In simple terms, it's like a seesaw: when the dollar strengthens, the price of Ethereum often comes under pressure and falls; when the dollar weakens, Ethereum usually experiences a price increase.

🔍 The three major logics behind the relationship

This seesaw effect is mainly driven by the following three points:

👊Pricing Benchmark Effect: ETH is mainly traded against the dollar. When the dollar appreciates (DXY rises), the dollar price of ETH naturally becomes relatively 'cheaper'.

🔴Liquidity Transmission: A rise in DXY usually indicates that the Federal Reserve is raising interest rates and tightening liquidity, causing funds to flow back to the dollar from high-risk assets like ETH; conversely, a drop in DXY represents 'easing', stimulating funds to flood into the crypto market.
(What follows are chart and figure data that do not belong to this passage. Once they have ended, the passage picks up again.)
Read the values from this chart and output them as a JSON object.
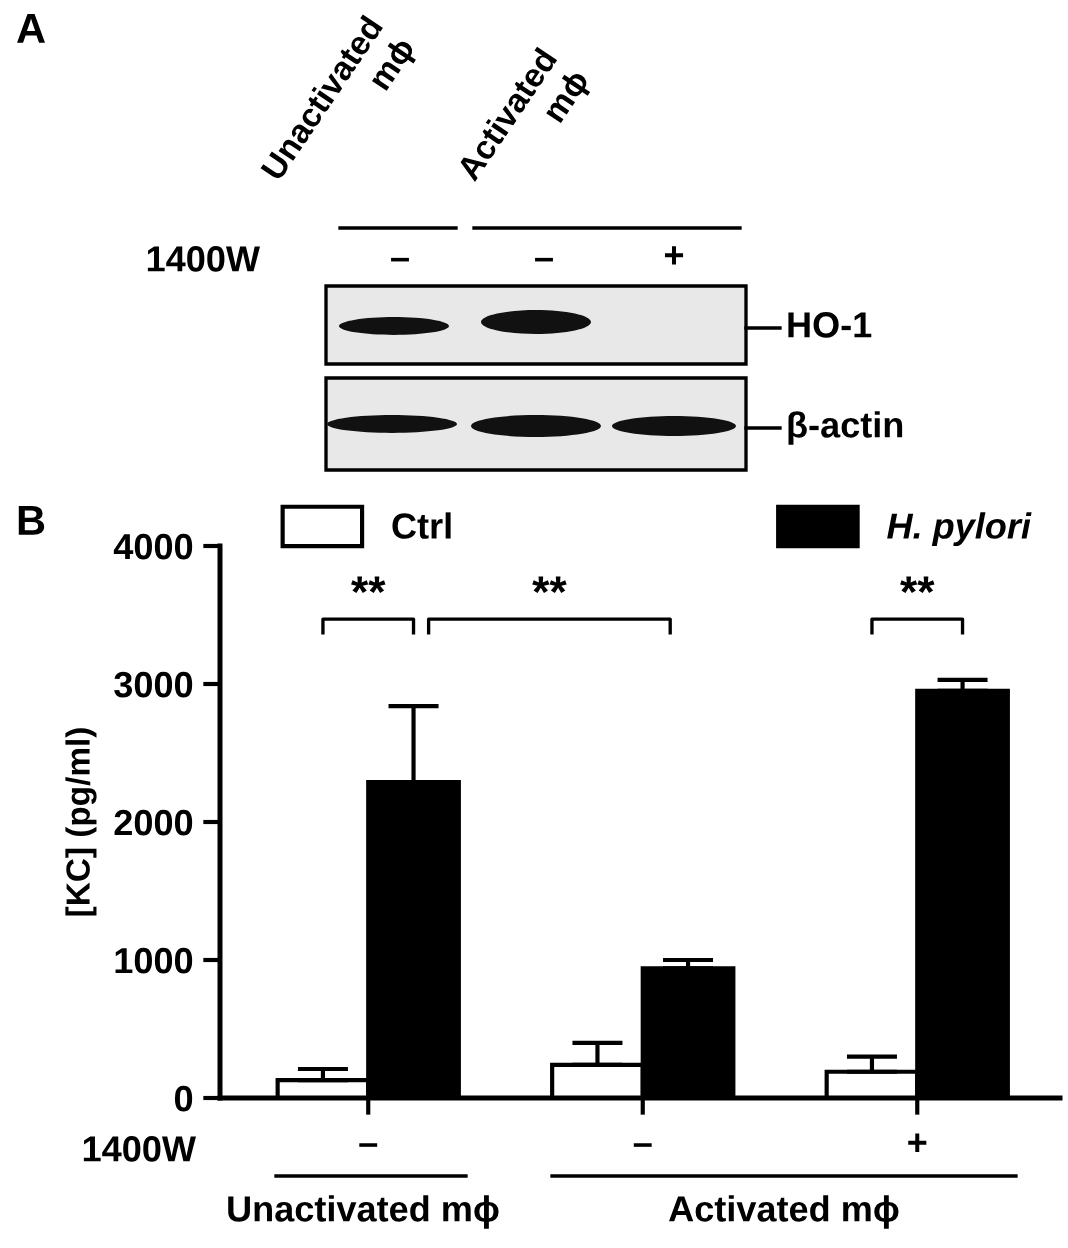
{
  "chart_data": [
    {
      "type": "other",
      "title": "A",
      "annotations": [
        "Unactivated\nmϕ",
        "Activated\nmϕ",
        "1400W",
        "–",
        "–",
        "+",
        "HO-1",
        "β-actin"
      ]
    },
    {
      "type": "bar",
      "title": "B",
      "ylabel": "[KC] (pg/ml)",
      "categories": [
        "–",
        "–",
        "+"
      ],
      "series": [
        {
          "name": "Ctrl",
          "color": "#ffffff",
          "values": [
            130,
            240,
            190
          ],
          "errors": [
            [
              130,
              210
            ],
            [
              240,
              400
            ],
            [
              190,
              300
            ]
          ]
        },
        {
          "name": "H. pylori",
          "color": "#000000",
          "values": [
            2290,
            940,
            2950
          ],
          "errors": [
            [
              2290,
              2840
            ],
            [
              940,
              1000
            ],
            [
              2950,
              3030
            ]
          ]
        }
      ],
      "ylim": [
        0,
        4000
      ],
      "yticks": [
        0,
        1000,
        2000,
        3000,
        4000
      ],
      "grid": false,
      "legend": "top",
      "annotations": [
        "**",
        "**",
        "**",
        "1400W",
        "Unactivated mϕ",
        "Activated mϕ"
      ]
    }
  ]
}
🔴 Risk appetite switch: An increase in DXY is a signal of rising market risk aversion, with investors tending to hold cash; a decrease in DXY indicates that people are willing to take risks for higher returns.

📊 Key Feature: Significant differences from Bitcoin

Although both are negatively correlated, Ethereum has shown a stronger sense of 'independence':

🔴 Stronger correlation with Bitcoin: The inverse relationship between BTC and DXY is very tight and direct.

🔴 Ethereum is more complex: Although the trend of ETH is also inverse, about 40%-60% of the volatility can be explained by DXY, while the rest is influenced by on-chain activity, DeFi ecosystem, and other intrinsic factors. Research shows that the statistical correlation between ETH and traditional indicators like US stocks and DXY is close to zero, with the market positioning leaning more towards 'technology platforms' rather than purely macro financial assets.

💡 How traders use this indicator

In real trading, you can consider it as a macro filter:

🔴 Assisting trend judgment: When DXY is in a strong upward channel, remain cautious of a unilateral surge in ETH; when DXY reverses downward at a critical position, it is often a signal of market warming.

🔴 Finding key turning points: Historical data shows that the peak phases of DXY often correspond to the bottom regions of ETH, and vice versa.

🔴 Confirming with liquidity: Experienced traders will combine the trend of USDT. If DXY falls while USDT also falls, it usually means that funds are flowing from stablecoins into ETH, which is a strong bullish signal.

⚠️ Important reminder: It is not a 'universal formula'

This pattern may temporarily fail in certain situations:

🔴 Internal Crisis of Encryption: Similar to the FTX exchange collapse in 2022, panic sentiment caused both ETH and DXY to decline.

🔴Extreme geopolitical events: The market may simultaneously rush to buy US dollars and Bitcoin/Ethereum as safe-haven tools, leading to a temporary joint rise.

Additionally, all data emphasizes that correlation does not equal causation, and it is not recommended to base trading decisions solely on this one indicator.